Las trillliizas miraron asustadas al extraño ahora inconsciente frente a ellas. Por un momento permanecieron paralizadas por la indecisión y el miedo. El hombre había parecido genuinamente preocupado, diferente a los funcionarios de asistencia social que las habían perseguido. Pero también era un adulto. Y los adultos, hasta donde sabían ahora, no eran confiables, excepto por el padre que habían perdido. “¿Qué hacemos ahora?”, preguntó Isabel la del medio, temblando tanto de miedo como de frío, su mirada analítica evaluando la situación.

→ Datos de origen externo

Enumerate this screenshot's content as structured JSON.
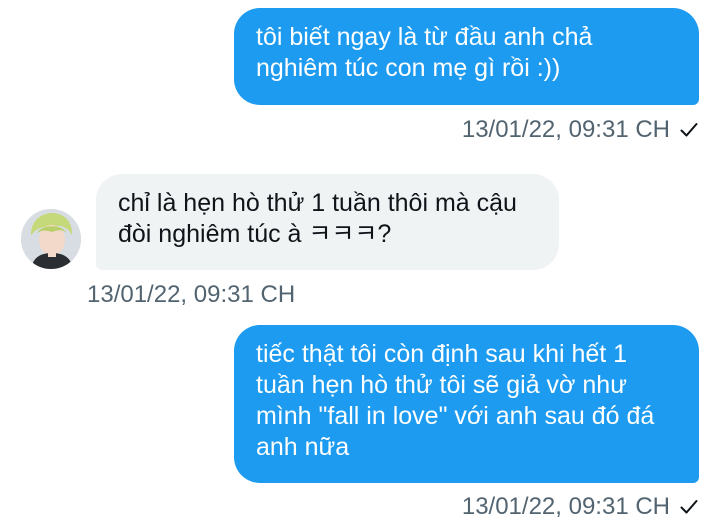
{
  "conversation": {
    "messages": [
      {
        "direction": "sent",
        "text": "tôi biết ngay là từ đầu anh chả\nnghiêm túc con mẹ gì rồi :))",
        "timestamp": "13/01/22, 09:31 CH",
        "status_icon": "check-icon"
      },
      {
        "direction": "received",
        "text": "chỉ là hẹn hò thử 1 tuần thôi mà cậu\nđòi nghiêm túc à ㅋㅋㅋ?",
        "timestamp": "13/01/22, 09:31 CH",
        "avatar_icon": "avatar"
      },
      {
        "direction": "sent",
        "text": "tiếc thật tôi còn định sau khi hết 1\ntuần hẹn hò thử tôi sẽ giả vờ như\nmình \"fall in love\" với anh sau đó đá\nanh nữa",
        "timestamp": "13/01/22, 09:31 CH",
        "status_icon": "check-icon"
      }
    ]
  },
  "colors": {
    "sent_bubble": "#1d9bf0",
    "received_bubble": "#eff3f4",
    "timestamp_text": "#536471",
    "background": "#ffffff"
  }
}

Y si está fingiendo para atraparnos. Quiero ayudarlo, pero ¿y si me quedo sin ustedes? Laya, siempre la líder, observó cuidadosamente al hombre caído. Había algo genuino en su colapso, la palidez repentina, el sudor frío que podía ver brillando en su frente a pesar de la lluvia, la respiración irregular. le recordaba dolorosamente los síntomas que su padre había presentado antes de ser llevado urgentemente al hospital. El recuerdo era demasiado reciente, la herida aún abierta. “No podemos dejarlo aquí en la lluvia”, respondió Laya, acercándose cautelosamente al extraño.
“Morirá como papá si no hacemos nada. Tenemos que hacer lo correcto. Tenemos que ayudar.” Iris e Isabel intercambiaron miradas inciertas, aún aprensivas con la decisión de Laya. La lluvia seguía cayendo inmisericordiemente, mojando aún más sus ropas ya empapadas y al hombre inconsciente a sus pies. El callejón oscuro, iluminado solo por la débil luz del celular caído, parecía aún más amenazador ahora que tenían un adulto inconsciente que cuidar. Por un breve momento, todas dudaron, divididas entre el miedo a adultos desconocidos y el instinto de ayudar a alguien en peligro, instinto que su padre había cultivado en ellas desde muy pequeñas.
Y si es una trampa. ¿Y si se despierta y nos lleva a esos refugios separados? Susurró Isabel, siempre la más cautelosa de las tres. Su mirada analítica evaluando los riesgos. No podemos confiar en nadie más que en nosotras mismas ahora. Laya dudó por solo un segundo antes de tomar su decisión final. Se arrodilló junto al hombre, ignorando el agua que empapaba aún más su vestido, y aplicó las técnicas básicas que había observado realizar a su padre tantas veces en el pequeño puesto de salud donde trabajaba.
Con gestos precisos para alguien tan joven, volteó al hombre cuidadosamente de lado, colocándolo en la posición de recuperación que Iván había enseñado a sus hijas en caso de que alguien se desmaye en casa cuando yo esté trabajando. Sus pequeños dedos buscaron el pulso del extraño, presionando el punto exacto donde su padre había mostrado que el corazón podía sentirse. Está vivo, pero el pulso está débil e irregular”, declaró Laya con la seriedad de una profesional en miniatura. Isabel recuerda lo que papá decía.
Posición lateral de seguridad para evitar que la lengua bloquee la respiración. Isabel, superando su miedo inicial, se acercó para ayudar a su hermana. Juntas ajustaron la cabeza del hombre ligeramente hacia atrás, asegurando que las vías aéreas permanecieran despejadas. Iris, siempre la más empática de las tres, tomó la chaqueta empapada del extraño e intentó cubrirle el pecho, buscando ofrecerle algo de calor. Sin embargo, la tela fina estaba tan mojada como ellas mismas, proporcionando poca protección contra el frío creciente.